Wir gehen die fünf Meilen zum nächsten Ort zu Fuß, und nur um mich zu quälen, fängt Gonzo an, seinen eigenen KIGSNAB-Song zu entwerfen. Er handelt davon, wie deine Glückseligkeit deinen Onkel zum Heulen bringt und wie du deinen Hund mit Glücksgefühlen fütterst, bis er ganz gemeine Glücksgase furzt, und darüber müssen wir lachen. Es ist ein ziemlich langer Fußmarsch, aber mein Körper macht mit, und der Große Abrechner scheint weit weg.
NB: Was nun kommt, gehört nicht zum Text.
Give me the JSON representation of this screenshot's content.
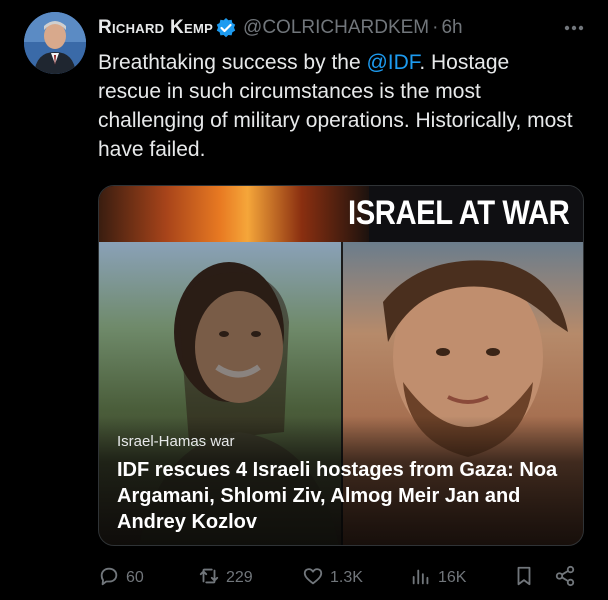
{
  "author": {
    "display_name": "Richard Kemp",
    "handle": "@COLRICHARDKEM",
    "time": "6h",
    "dot": "·"
  },
  "tweet": {
    "text_before": "Breathtaking success by the ",
    "mention": "@IDF",
    "text_after": ". Hostage rescue in such circumstances is the most challenging of military operations. Historically, most have failed."
  },
  "card": {
    "banner_title": "ISRAEL AT WAR",
    "section": "Israel-Hamas war",
    "title": "IDF rescues 4 Israeli hostages from Gaza: Noa Argamani, Shlomi Ziv, Almog Meir Jan and Andrey Kozlov"
  },
  "actions": {
    "replies": "60",
    "reposts": "229",
    "likes": "1.3K",
    "views": "16K"
  },
  "colors": {
    "background": "#000000",
    "text": "#e7e9ea",
    "muted": "#71767b",
    "accent": "#1d9bf0"
  },
  "icons": [
    "verified-badge-icon",
    "more-icon",
    "reply-icon",
    "repost-icon",
    "like-icon",
    "views-icon",
    "bookmark-icon",
    "share-icon"
  ]
}
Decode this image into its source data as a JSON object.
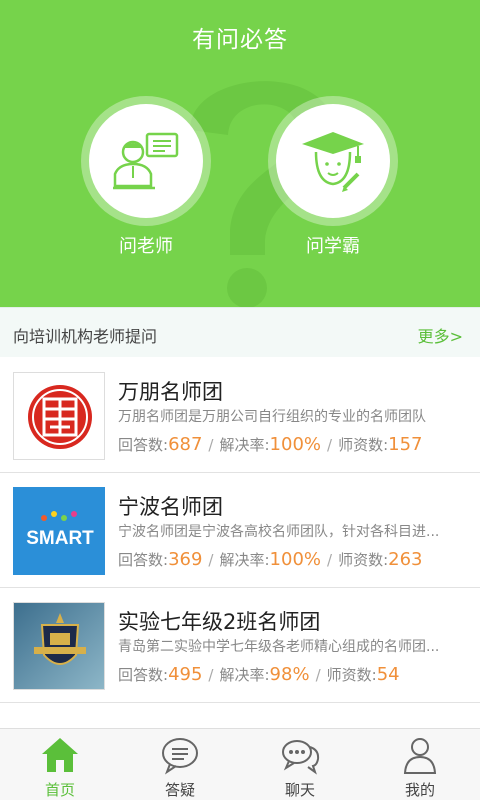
{
  "header": {
    "title": "有问必答"
  },
  "roles": [
    {
      "label": "问老师",
      "icon": "teacher-icon"
    },
    {
      "label": "问学霸",
      "icon": "student-icon"
    }
  ],
  "section": {
    "title": "向培训机构老师提问",
    "more": "更多>"
  },
  "stat_labels": {
    "answers": "回答数:",
    "solve_rate": "解决率:",
    "teachers": "师资数:",
    "separator": "/"
  },
  "groups": [
    {
      "name": "万朋名师团",
      "desc": "万朋名师团是万朋公司自行组织的专业的名师团队",
      "answers": "687",
      "solve_rate": "100%",
      "teachers": "157",
      "logo": "wanpeng-seal-logo"
    },
    {
      "name": "宁波名师团",
      "desc": "宁波名师团是宁波各高校名师团队，针对各科目进...",
      "answers": "369",
      "solve_rate": "100%",
      "teachers": "263",
      "logo": "smart-logo",
      "logo_text": "SMART"
    },
    {
      "name": "实验七年级2班名师团",
      "desc": "青岛第二实验中学七年级各老师精心组成的名师团...",
      "answers": "495",
      "solve_rate": "98%",
      "teachers": "54",
      "logo": "school-crest-logo"
    }
  ],
  "nav": [
    {
      "label": "首页",
      "icon": "home-icon",
      "active": true
    },
    {
      "label": "答疑",
      "icon": "chat-bubble-icon",
      "active": false
    },
    {
      "label": "聊天",
      "icon": "chat-dots-icon",
      "active": false
    },
    {
      "label": "我的",
      "icon": "person-icon",
      "active": false
    }
  ],
  "colors": {
    "primary_green": "#76d34b",
    "accent_orange": "#f0903a",
    "link_green": "#5bbf3a",
    "logo_red": "#d8281f",
    "logo_blue": "#2b8fd8"
  }
}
Und erst als wir uns dem Highway nähern und das gleichförmige Brummen der Autos hören, die Menschen von und zu Orten bringen, die so was wie ein Zuhause sein können oder ein Neubeginn oder manchmal auch nichts davon, erst dann sehe ich Buddhakühe sanft zur Erde schweben wie unwirkliche Schneeflocken.
Aber das scheint mir nicht weiter erwähnenswert, also sage ich nichts.